BIST 9.185
DOLAR 34,38
EURO 36,85
ALTIN 2.968,42
HABER /  POLİTİKA  /  CHP

Muhafazakarlar ve Kürtler neden CHP'ye oy vermiyor?

30 Mart yerel seçim sonuçları CHP'de yeni tartışmaları da beraberinde getirdi. CHP neden muhafazakarlardan ve Kürtlerden oy alamıyor? İşte CHP'nin içinde bulunduğu tablo ve sonuçları...

Abone ol

Koalisyon hükümetlerinin hüküm sürdüğü ve sağın parçalandığı bir dönemde, yüzde 10 ila 20 bandında kalmak CHP’yi kilit bir parti haline getirmeye yetiyordu.

Ancak AK Parti’nin 2002’den bu yana kazandığı seçim zaferleri, CHP açısından da bu denklemi bozdu. Artık, iktidar ortağı olmak için bile yüzde 20’lerin çok üstüne çıkmak, dahası AKP’yi geriletmek gerekiyor.
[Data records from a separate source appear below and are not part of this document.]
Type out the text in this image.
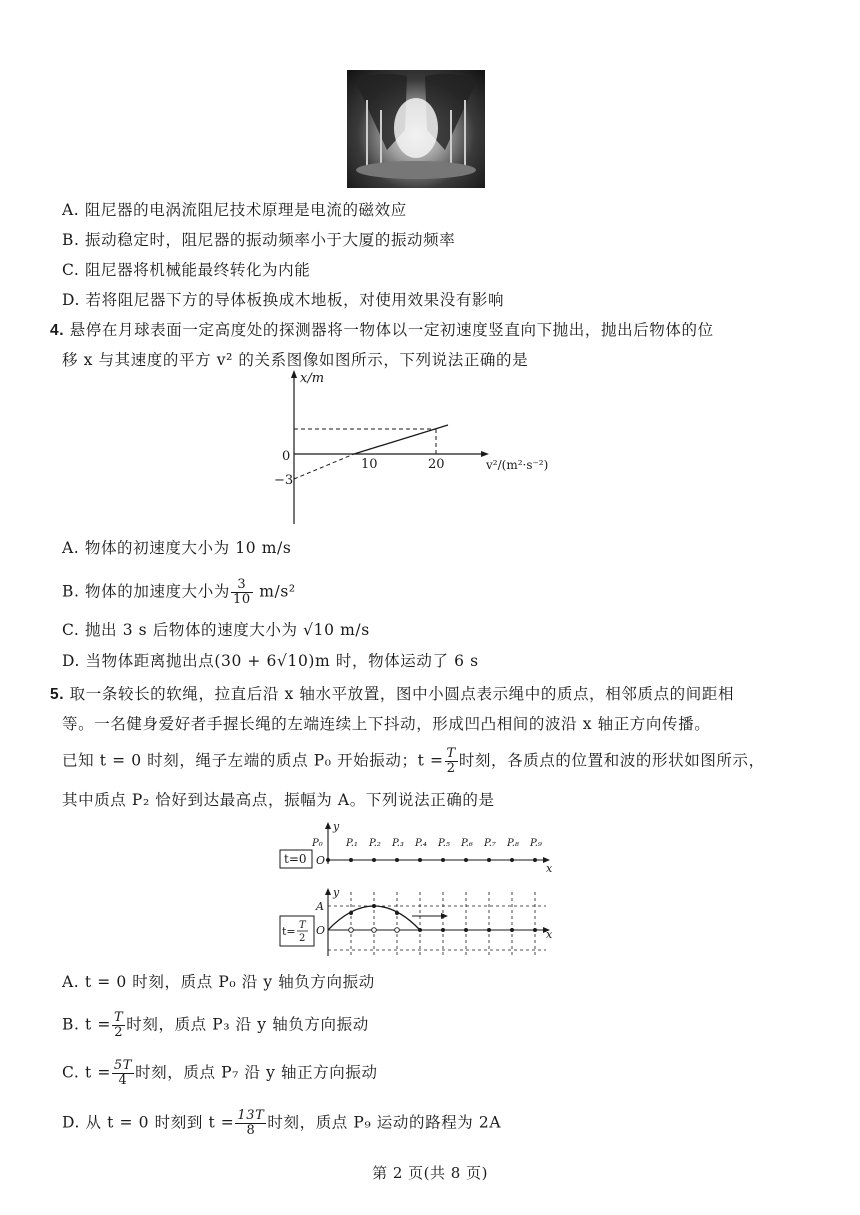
A. 阻尼器的电涡流阻尼技术原理是电流的磁效应
B. 振动稳定时，阻尼器的振动频率小于大厦的振动频率
C. 阻尼器将机械能最终转化为内能
D. 若将阻尼器下方的导体板换成木地板，对使用效果没有影响
4. 悬停在月球表面一定高度处的探测器将一物体以一定初速度竖直向下抛出，抛出后物体的位
移 x 与其速度的平方 v² 的关系图像如图所示，下列说法正确的是
x/m
0
10	20
−3
v²/(m²·s⁻²)
A. 物体的初速度大小为 10 m/s
B. 物体的加速度大小为 $\frac{3}{10} m/s^2$
C. 抛出 3 s 后物体的速度大小为 √10 m/s
D. 当物体距离抛出点(30 + 6√10)m 时，物体运动了 6 s
5. 取一条较长的软绳，拉直后沿 x 轴水平放置，图中小圆点表示绳中的质点，相邻质点的间距相
等。一名健身爱好者手握长绳的左端连续上下抖动，形成凹凸相间的波沿 x 轴正方向传播。
已知 t = 0 时刻，绳子左端的质点 P₀ 开始振动；$t = \frac{T}{2}$ 时刻，各质点的位置和波的形状如图所示，
其中质点 P₂ 恰好到达最高点，振幅为 A。下列说法正确的是
t=0
y
x
O
P₀ P.₁ P.₂ P.₃ P.₄ P.₅ P.₆ P.₇ P.₈ P.₉
t= T
2
y
x
O
A
A. t = 0 时刻，质点 P₀ 沿 y 轴负方向振动
B. $t = \frac{T}{2}$ 时刻，质点 P₃ 沿 y 轴负方向振动
C. $t = \frac{5T}{4}$ 时刻，质点 P₇ 沿 y 轴正方向振动
D. 从 t = 0 时刻到 $t = \frac{13T}{8}$ 时刻，质点 P₉ 运动的路程为 2A
第 2 页(共 8 页)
Ne var ki, 30 Mart seçimlerinin sonucu, CHP için bu hedefin çok uzak olduğunu gösteriyor. Sandıktan çıkan sonuca göre, CHP 81 ilin 37’sinde yüzde on barajının altında oy aldı. 19 ilde, oy oranı yüzde 2’nin bile altında.

CHP kıyı illeri dışında ülkenin neredeyse tamamında başarısız bir tablo çiziyor, ancak bu tablo özellikle nisbeten muhafazakâr kimlikleriyle öne çıkan ya da Kürt nüfusun yoğun olduğu bölgelerde daha da karanlık bir hâl alıyor. Bir başka ifadeyle, CHP’nin iktidarı zorlayabilmesinin yolu muhafazakâr ve Kürt seçmeni kazanmasından geçiyor.

Peki, bu ne kadar mümkün?

CHP değişse bile, beklediği sonucu alır mı?
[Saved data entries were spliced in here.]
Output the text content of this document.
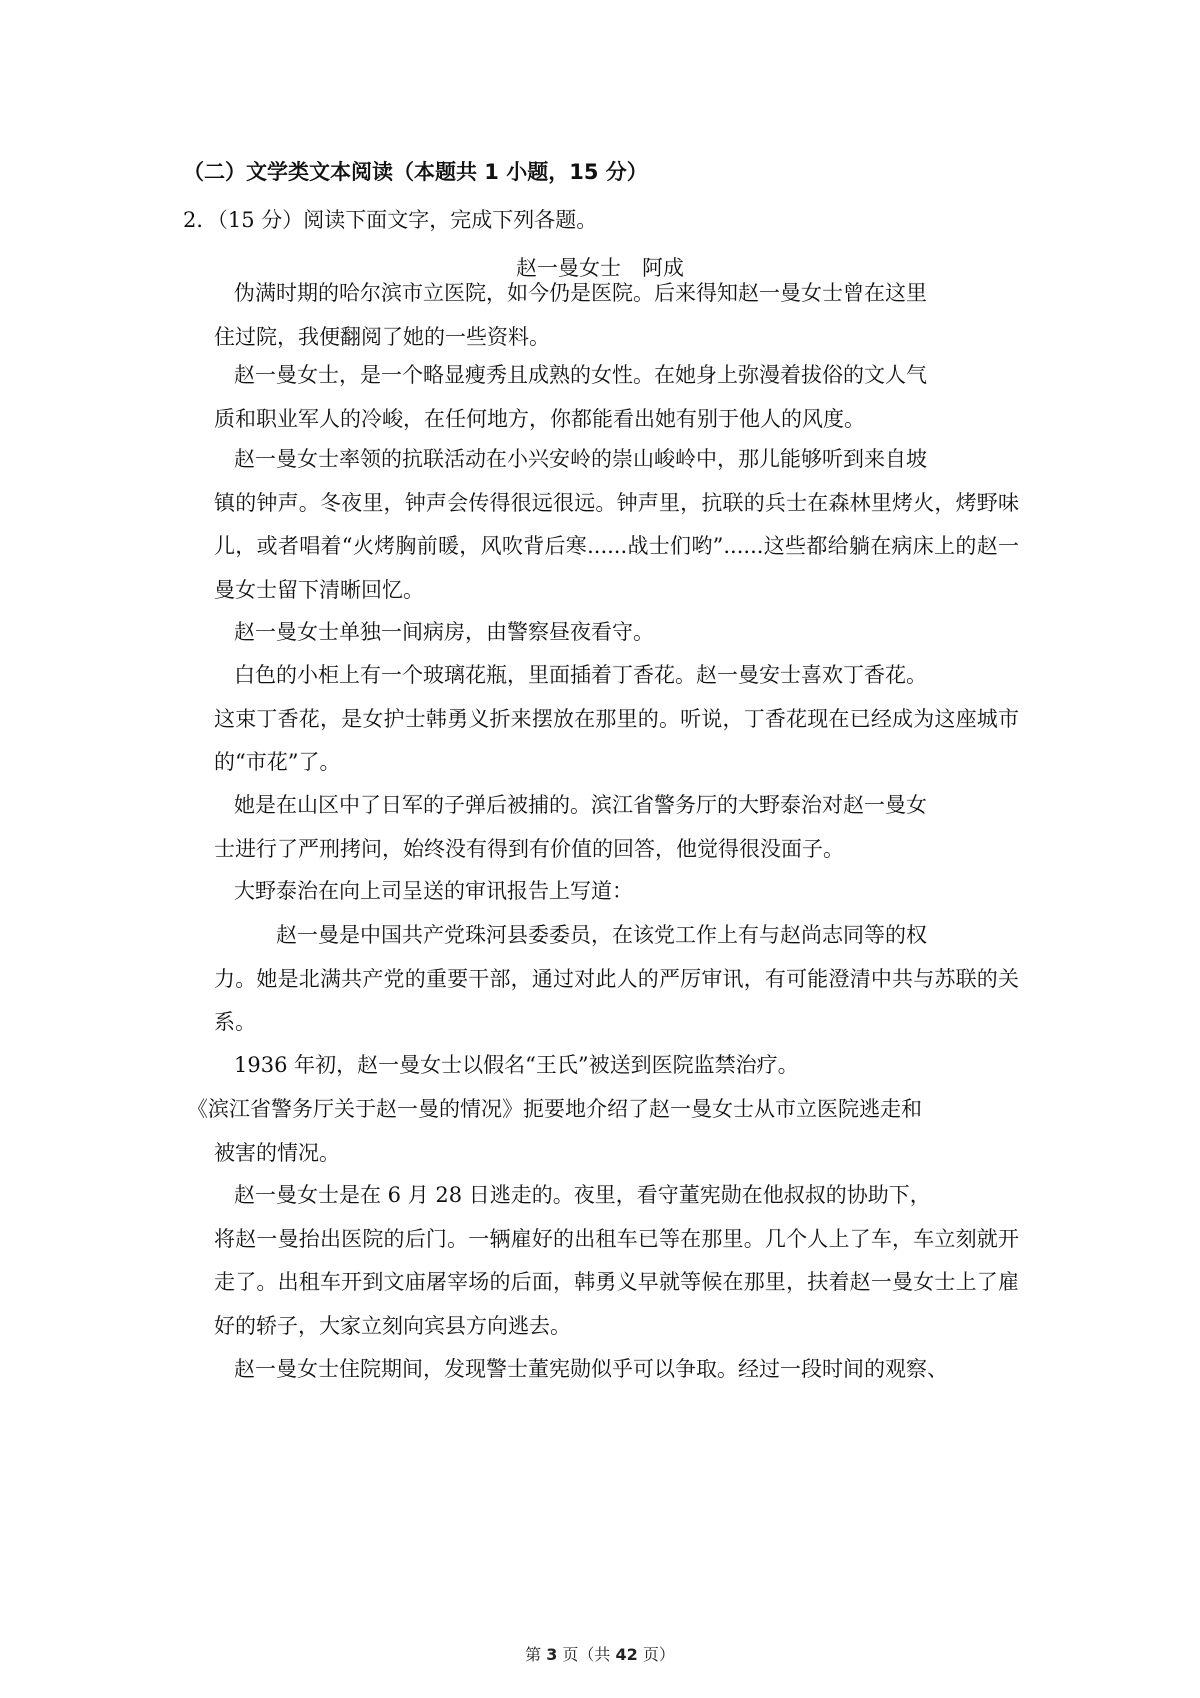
（二）文学类文本阅读（本题共 1 小题，15 分）
2．（15 分）阅读下面文字，完成下列各题。
赵一曼女士　阿成

伪满时期的哈尔滨市立医院，如今仍是医院。后来得知赵一曼女士曾在这里
住过院，我便翻阅了她的一些资料。

赵一曼女士，是一个略显瘦秀且成熟的女性。在她身上弥漫着拔俗的文人气
质和职业军人的冷峻，在任何地方，你都能看出她有别于他人的风度。

赵一曼女士率领的抗联活动在小兴安岭的崇山峻岭中，那儿能够听到来自坡
镇的钟声。冬夜里，钟声会传得很远很远。钟声里，抗联的兵士在森林里烤火，烤野味儿，或者唱着“火烤胸前暖，风吹背后寒......战士们哟”......这些都给躺在病床上的赵一曼女士留下清晰回忆。

赵一曼女士单独一间病房，由警察昼夜看守。

白色的小柜上有一个玻璃花瓶，里面插着丁香花。赵一曼安士喜欢丁香花。
这束丁香花，是女护士韩勇义折来摆放在那里的。听说，丁香花现在已经成为这座城市的“市花”了。

她是在山区中了日军的子弹后被捕的。滨江省警务厅的大野泰治对赵一曼女
士进行了严刑拷问，始终没有得到有价值的回答，他觉得很没面子。

大野泰治在向上司呈送的审讯报告上写道：

赵一曼是中国共产党珠河县委委员，在该党工作上有与赵尚志同等的权
力。她是北满共产党的重要干部，通过对此人的严厉审讯，有可能澄清中共与苏联的关系。

1936 年初，赵一曼女士以假名“王氏”被送到医院监禁治疗。

《滨江省警务厅关于赵一曼的情况》扼要地介绍了赵一曼女士从市立医院逃走和
被害的情况。

赵一曼女士是在 6 月 28 日逃走的。夜里，看守董宪勋在他叔叔的协助下，
将赵一曼抬出医院的后门。一辆雇好的出租车已等在那里。几个人上了车，车立刻就开走了。出租车开到文庙屠宰场的后面，韩勇义早就等候在那里，扶着赵一曼女士上了雇好的轿子，大家立刻向宾县方向逃去。

赵一曼女士住院期间，发现警士董宪勋似乎可以争取。经过一段时间的观察、

第 3 页（共 42 页）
Bu soruların yanıtını CHP'nin içindeki farklı görüşlere sahip isimler verdi. AlJazeera Türk'ün haberine göre, İç Anadolu'nun muhafazakâr şehirlerinde CHP'nin sağ seçmeni yeterince kucaklamadığı ortaya çıkıyor. Öteki bölgelerde ve Kürt nüfusun yoğun olduğu kentlerde ise CHP eski sol söyleminden uzaklaşmakla suçlanıyor. CHP’ye akademisyen ve yazarlardan yöneltilen yeterince özgürlükçü olmadığı yönündeki eleştirileri de eklemek gerekiyor.

CHP’nin değişim adına muhafazakâr ve Kürt seçmenden önce kendi tabanını ikna etmesi gerektiği yönünde de ciddi ipuçları var.

DİN SÖYLEMİ ETKİLİ

CHP'nin, kendine oy vermeyen seçmen açısından en büyük açmazı bu toplum kesimlerindeki algısı. Bazen gerçeği yansıtan, bazen de abartılarak topluma sunulan CHP algısını kırmak, uzun ve zorlu bir yol.
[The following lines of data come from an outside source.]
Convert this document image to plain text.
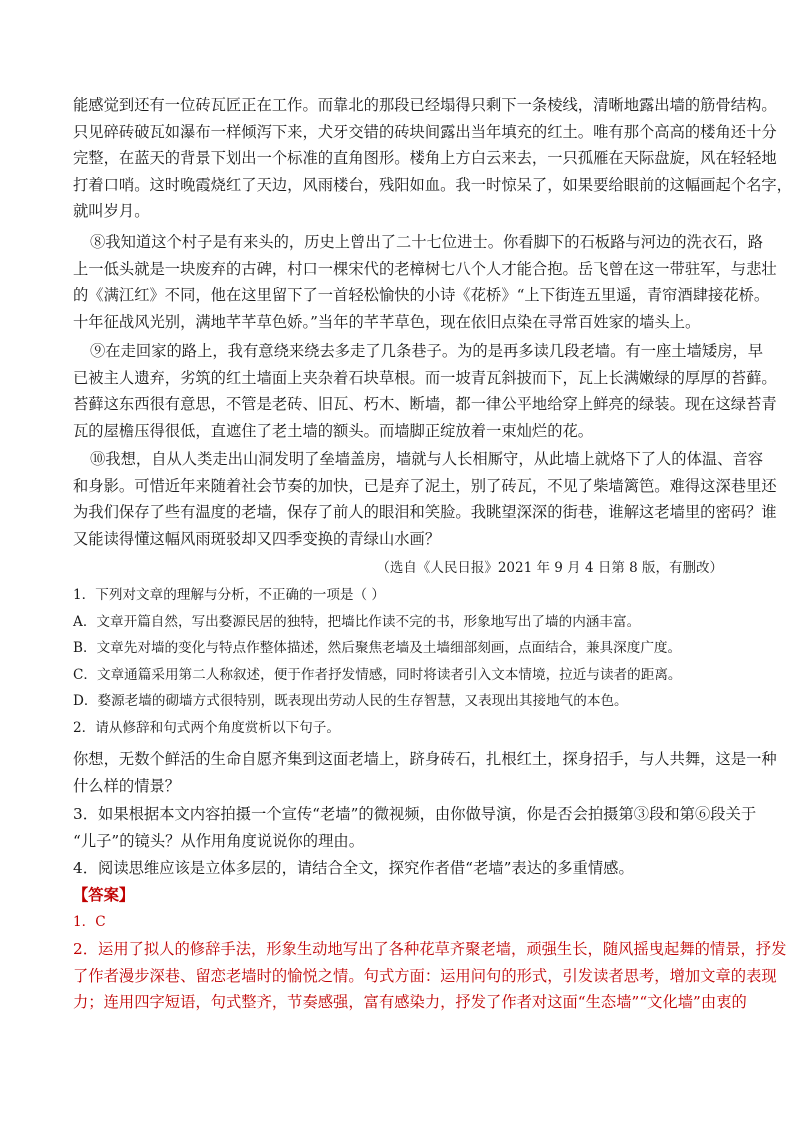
能感觉到还有一位砖瓦匠正在工作。而靠北的那段已经塌得只剩下一条棱线，清晰地露出墙的筋骨结构。
只见碎砖破瓦如瀑布一样倾泻下来，犬牙交错的砖块间露出当年填充的红土。唯有那个高高的楼角还十分
完整，在蓝天的背景下划出一个标准的直角图形。楼角上方白云来去，一只孤雁在天际盘旋，风在轻轻地
打着口哨。这时晚霞烧红了天边，风雨楼台，残阳如血。我一时惊呆了，如果要给眼前的这幅画起个名字，
就叫岁月。
⑧我知道这个村子是有来头的，历史上曾出了二十七位进士。你看脚下的石板路与河边的洗衣石，路
上一低头就是一块废弃的古碑，村口一棵宋代的老樟树七八个人才能合抱。岳飞曾在这一带驻军，与悲壮
的《满江红》不同，他在这里留下了一首轻松愉快的小诗《花桥》“上下街连五里遥，青帘酒肆接花桥。
十年征战风光别，满地芊芊草色娇。”当年的芊芊草色，现在依旧点染在寻常百姓家的墙头上。
⑨在走回家的路上，我有意绕来绕去多走了几条巷子。为的是再多读几段老墙。有一座土墙矮房，早
已被主人遗弃，劣筑的红土墙面上夹杂着石块草根。而一坡青瓦斜披而下，瓦上长满嫩绿的厚厚的苔藓。
苔藓这东西很有意思，不管是老砖、旧瓦、朽木、断墙，都一律公平地给穿上鲜亮的绿装。现在这绿苔青
瓦的屋檐压得很低，直遮住了老土墙的额头。而墙脚正绽放着一束灿烂的花。
⑩我想，自从人类走出山洞发明了垒墙盖房，墙就与人长相厮守，从此墙上就烙下了人的体温、音容
和身影。可惜近年来随着社会节奏的加快，已是弃了泥土，别了砖瓦，不见了柴墙篱笆。难得这深巷里还
为我们保存了些有温度的老墙，保存了前人的眼泪和笑脸。我眺望深深的街巷，谁解这老墙里的密码？谁
又能读得懂这幅风雨斑驳却又四季变换的青绿山水画？
（选自《人民日报》2021 年 9 月 4 日第 8 版，有删改）
1．下列对文章的理解与分析，不正确的一项是（ ）
A．文章开篇自然，写出婺源民居的独特，把墙比作读不完的书，形象地写出了墙的内涵丰富。
B．文章先对墙的变化与特点作整体描述，然后聚焦老墙及土墙细部刻画，点面结合，兼具深度广度。
C．文章通篇采用第二人称叙述，便于作者抒发情感，同时将读者引入文本情境，拉近与读者的距离。
D．婺源老墙的砌墙方式很特别，既表现出劳动人民的生存智慧，又表现出其接地气的本色。
2．请从修辞和句式两个角度赏析以下句子。
你想，无数个鲜活的生命自愿齐集到这面老墙上，跻身砖石，扎根红土，探身招手，与人共舞，这是一种
什么样的情景？
3．如果根据本文内容拍摄一个宣传“老墙”的微视频，由你做导演，你是否会拍摄第③段和第⑥段关于
“儿子”的镜头？从作用角度说说你的理由。
4．阅读思维应该是立体多层的，请结合全文，探究作者借“老墙”表达的多重情感。
【答案】
1．C
2．运用了拟人的修辞手法，形象生动地写出了各种花草齐聚老墙，顽强生长，随风摇曳起舞的情景，抒发
了作者漫步深巷、留恋老墙时的愉悦之情。句式方面：运用问句的形式，引发读者思考，增加文章的表现
力；连用四字短语，句式整齐，节奏感强，富有感染力，抒发了作者对这面“生态墙”“文化墙”由衷的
CHP'nin neredeyse varlık gösteremediği muhafazakâr kentlerdeki seçmenin büyük bir kısmının CHP'den uzak durmasının nedeni geçmişten gelen 'din eksenli' söylemler.

Kürtlerin yoğunlukta olduğu kentlerde ise sorun ‘CHP'nin milliyetçi ve devletçi bir portre çizdiği ve bunun Kürtler arasında kabul görmeyeceği.'

Bu algılarda AK Parti ve BDP'nin, CHP'nin geçmişini suçlayan söylemlerinin etkisi de var. Bu algıyı yıkmaya yönelik tüm girişimler ise yüzeysel ve samimiyetsiz bulunuyor.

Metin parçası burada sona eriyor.